Over the course of the 1980s, the Indian State increased its intervention in J&K, suspending the government of Sheikh Abdullah’s son Farooq Abdullah; enacting curfews; arresting, torturing, raping, and killing Kashmiris; and repressing the J&K Liberation Front (JKLF), initially a secular organization opposed to both India and Pakistan, prior to its domination by Islamic fundamentalists. Extensive election rigging in 1987 by Congress, now working together with the NC after Farooq Abdullah came to an agreement with New Delhi, with the goal of ensuring the defeat of the opposition Muslim United Front (MUF), prepared the developments of the late 1980s and the next decade: an explosion of mass revolt against the Indian State, the enactment by the Indian government of the Armed Forces Special Powers Act (AFSPA), and the growth of Islamic fundamentalist groups backed by Pakistan that carried out inter-group violence among themselves as well as communal killings against minority Kashmiri Hindus.

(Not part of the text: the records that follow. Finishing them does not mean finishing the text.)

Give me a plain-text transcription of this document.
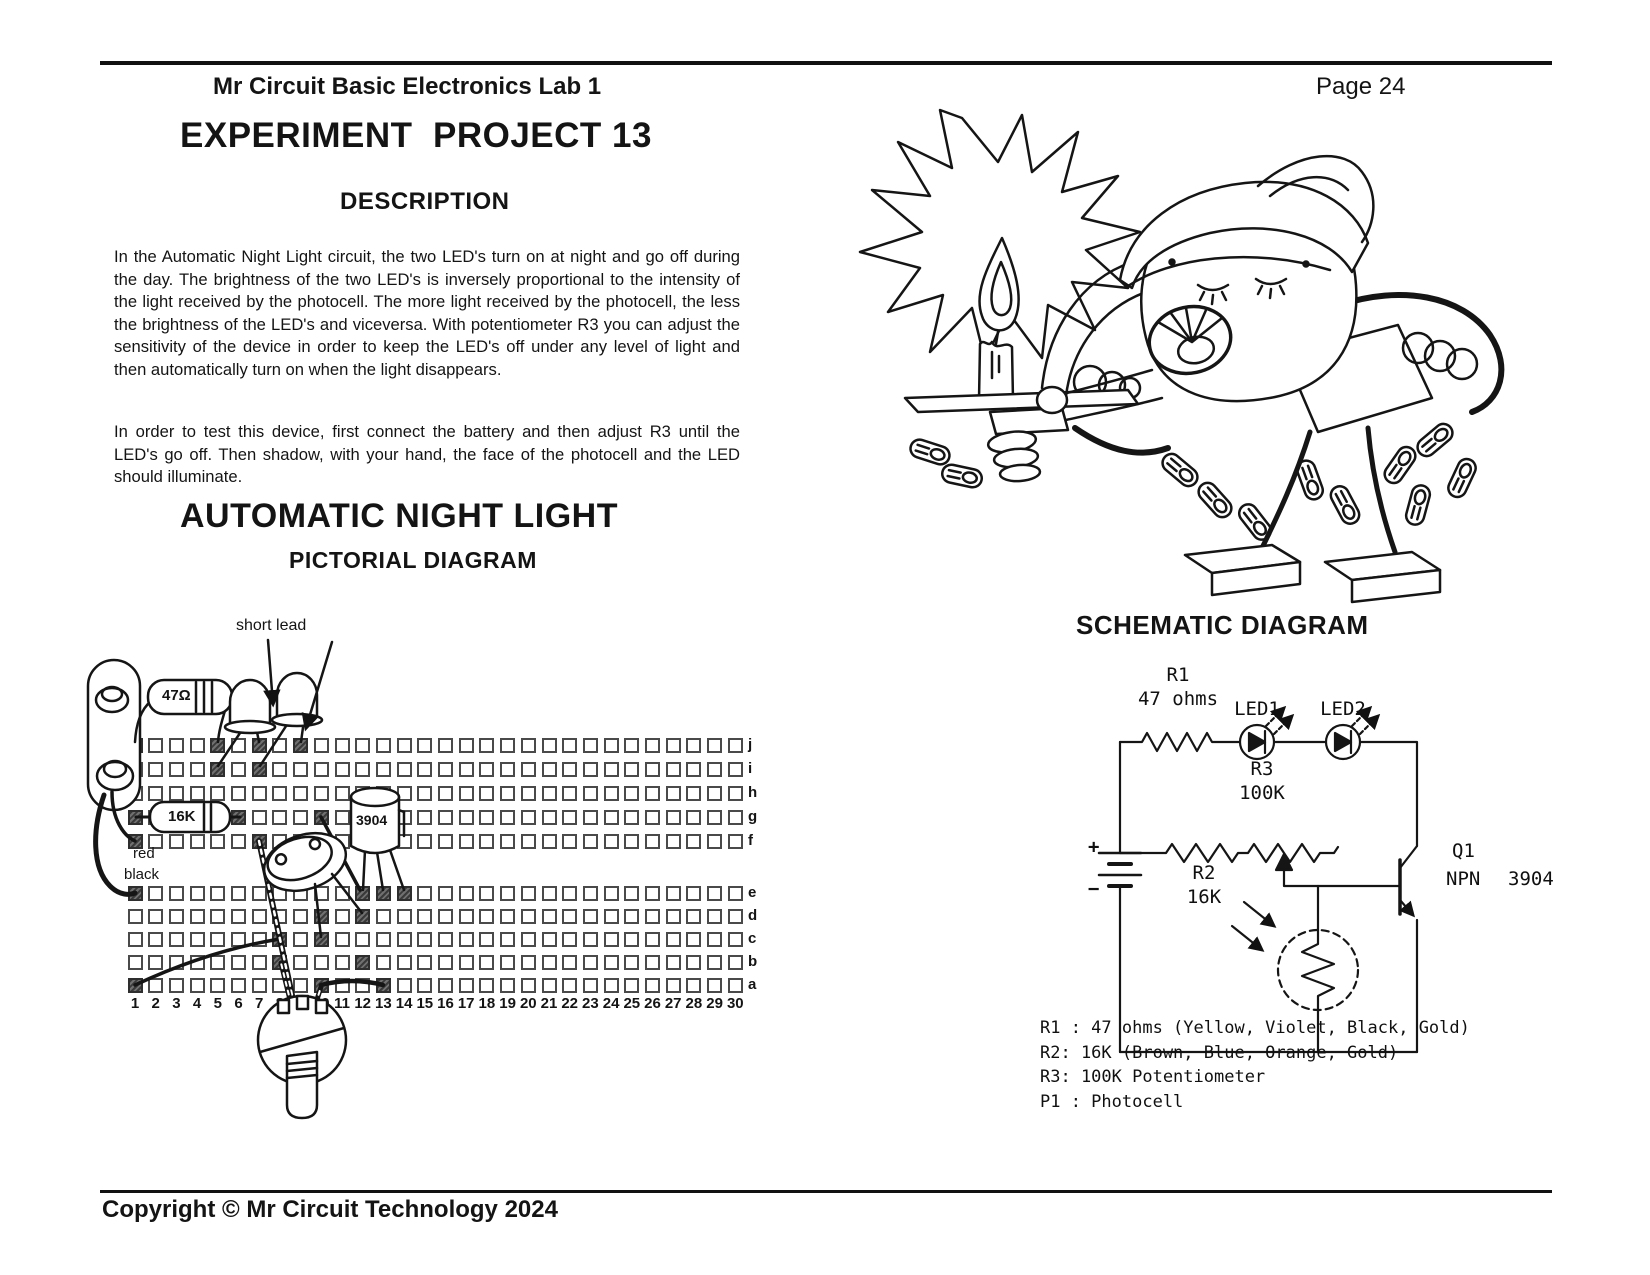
Mr Circuit Basic Electronics Lab 1	Page 24
EXPERIMENT  PROJECT 13
DESCRIPTION
In the Automatic Night Light circuit, the two LED's turn on at night and go off during the day. The brightness of the two LED's is inversely proportional to the intensity of the light received by the photocell. The more light received by the photocell, the less the brightness of the LED's and viceversa. With potentiometer R3 you can adjust the sensitivity of the device in order to keep the LED's off under any level of light and then automatically turn on when the light disappears.
In order to test this device, first connect the battery and then adjust R3 until the LED's go off. Then shadow, with your hand, the face of the photocell and the LED should illuminate.
AUTOMATIC NIGHT LIGHT
PICTORIAL DIAGRAM
SCHEMATIC DIAGRAM
Copyright © Mr Circuit Technology 2024
j
i
h
g
f
e
d
c
b
a
1 2 3 4 5 6 7	11 12 13 14 15 16 17 18 19 20 21 22 23 24 25 26 27 28 29 30
short lead
47Ω
16K	3904
red
black
R1
47 ohms LED1 LED2
R3
100K
R2
16K
Q1
NPN 3904
+
−
R1 : 47 ohms (Yellow, Violet, Black, Gold)
R2: 16K (Brown, Blue, Orange, Gold)
R3: 100K Potentiometer
P1 : Photocell
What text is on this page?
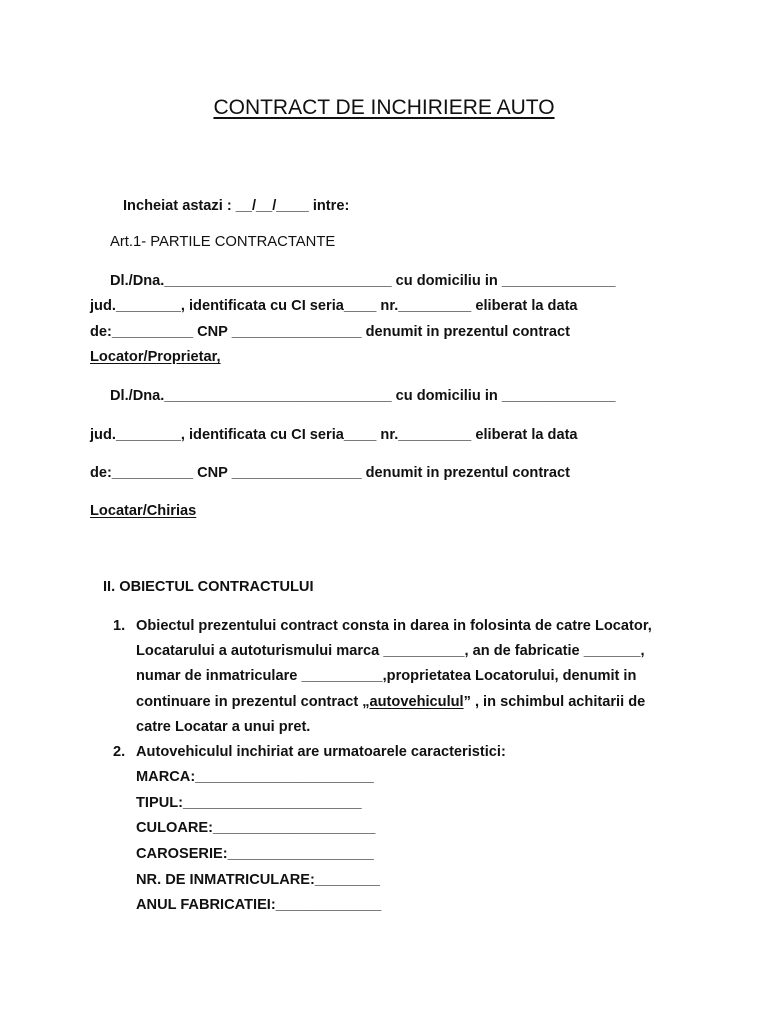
CONTRACT DE INCHIRIERE AUTO
Incheiat astazi : __/__/____ intre:
Art.1- PARTILE CONTRACTANTE
Dl./Dna.____________________________ cu domiciliu in ______________
jud.________, identificata cu CI seria____ nr._________ eliberat la data
de:__________ CNP ________________ denumit in prezentul contract
Locator/Proprietar,
Dl./Dna.____________________________ cu domiciliu in ______________
jud.________, identificata cu CI seria____ nr._________ eliberat la data
de:__________ CNP ________________ denumit in prezentul contract
Locatar/Chirias
II. OBIECTUL CONTRACTULUI
1. Obiectul prezentului contract consta in darea in folosinta de catre Locator,
Locatarului a autoturismului marca __________, an de fabricatie _______,
numar de inmatriculare __________,proprietatea Locatorului, denumit in
continuare in prezentul contract „autovehiculul” , in schimbul achitarii de
catre Locatar a unui pret.
2. Autovehiculul inchiriat are urmatoarele caracteristici:
MARCA:______________________
TIPUL:______________________
CULOARE:____________________
CAROSERIE:__________________
NR. DE INMATRICULARE:________
ANUL FABRICATIEI:_____________
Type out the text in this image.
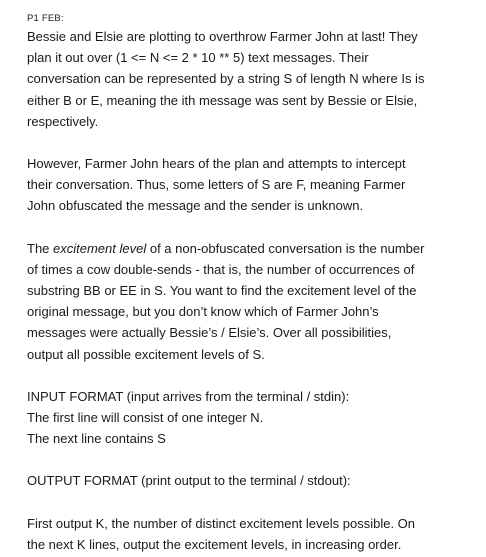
P1 FEB:

Bessie and Elsie are plotting to overthrow Farmer John at last! They
plan it out over (1 <= N <= 2 * 10 ** 5) text messages. Their
conversation can be represented by a string S of length N where Is is
either B or E, meaning the ith message was sent by Bessie or Elsie,
respectively.

However, Farmer John hears of the plan and attempts to intercept
their conversation. Thus, some letters of S are F, meaning Farmer
John obfuscated the message and the sender is unknown.

The excitement level of a non-obfuscated conversation is the number
of times a cow double-sends - that is, the number of occurrences of
substring BB or EE in S. You want to find the excitement level of the
original message, but you don’t know which of Farmer John’s
messages were actually Bessie’s / Elsie’s. Over all possibilities,
output all possible excitement levels of S.

INPUT FORMAT (input arrives from the terminal / stdin):
The first line will consist of one integer N.
The next line contains S

OUTPUT FORMAT (print output to the terminal / stdout):

First output K, the number of distinct excitement levels possible. On
the next K lines, output the excitement levels, in increasing order.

In 1999, the armies of India and Pakistan again fought each other over Kashmir in the Kargil War, contributing in Pakistan to the removal of Prime Minister Nawaz Sharif and his replacement by General Pervez Musharraf.

During the past two decades, there have been three phases of mass rebellion by the people of Kashmir: 2008 during the controversy over the transfer of forest land for the Amarnath Yatra, 2009-2010 following the Shopian rape and murder case and the killing of Kashmiri youth by the Indian Army, and 2016 after the Handwara incident and the killing of Burhan Wani. Each rebellion has been marked by growing mass participation, particularly in the form of stone pelting.

In the face of this complicated system of contradictions, the MDSO stands with the people of Kashmir, and the democrats and socialists of the subcontinent, in demanding the demilitarization of Kashmir and upholding Kashmir’s right to self-determination, including secession. The example of Kashmir reminds us that the struggle for democracy and progress is never given by objective social identities, but is an act of construction that must be undertaken step by step, overcoming false divisions and unifying the whole people against their real enemies.